A fully emerged GAL would thus be unified in a quite different sense: it would depend upon widespread agreement on the rules, principles and processes to be applied to administrative activity in order to render it morally legitimate (that is, in order to render it activity that the actor is morally at liberty to take); and on this agreement being translated into requirements for the legal legitimacy of granting force of law to administrative action. Note that this does not necessitate complete agreement on all aspects of morality – something even less likely (and perhaps even less desirable) than the establishment of a unitary global legal system. All that is required is consensus on the kinds of reasons that count against the ascription of legal force to administrative action, and consensus on the kinds of mechanisms that could either deny or outweigh those reasons. If no widespread agreement of this sort either exists or can be forged, the perception that there is a crisis of legitimacy in global governance simply cannot be successfully addressed; and, to the extent that an activity can only be legitimate if it is so perceived, then the project of legitimising global governance would be doomed to fail from the start.

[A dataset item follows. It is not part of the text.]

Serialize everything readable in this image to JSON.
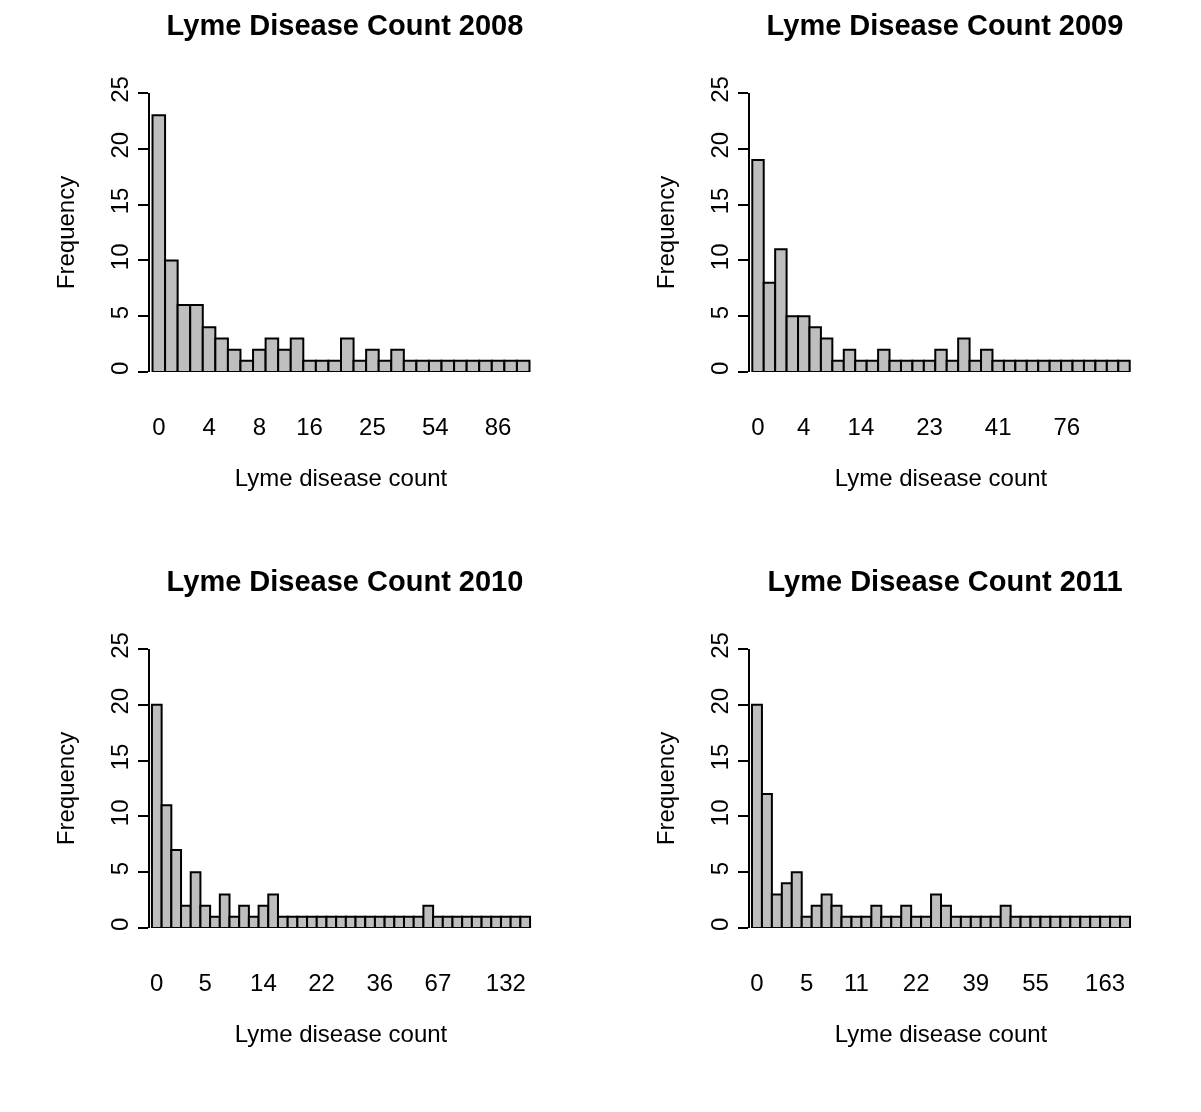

While this may turn out to be true, we have, I think, good reason to hope that it is not; reason that is in part drawn from the work already carried out in GAL scholarship relating to the increasing demand for and spread of a range of administrative law mechanisms at all levels of governance.
It would similarly be mistaken, however, to take from this that a fully emerged GAL would have no impact on the structure of global governance. Indeed, one thing that it would, I think, enable us to do is to move beyond the dichotomy between fragmentation and unity, which reduces fragmentation to the status of a mere problem and postulates unification as the only possible answer, and which still characterises much thought on this issue. It may be possible to conceive of global governance as an array of normative orders that are neither fragmented nor unified, but rather as characterised by a radically plural but relatively stable heterarchy. I use the phrase “radically plural” to refer to a pluralism between sites of public power where these are situated heterarchically as equals, and where relations between them are not bounded by an overarching order. And I use the phrase “relatively stable” to mean that these relations are characterised by neither hierarchy nor anarchy, but that conflicts between sites are managed, and prevented from becoming crises, on the basis of not merely of a “modus vivendi” but rather an “overlapping consensus” that is “stable for the right reasons” (to borrow some term from Rawls).21
A fully emerged GAL would be a key component of any such heterarchy. If its conditions of possibility and success are met, then each site of public power involved in global governance has good reason to treat the activities of all other sites as morally legitimate, and thus to view it as legally legitimate to give force of law to those activities within their own normative orders. And under such circumstances, institutional cooperation and accommodation between the different governance actors and normative orders implicated in global governance is likely to become the norm, and not the exception.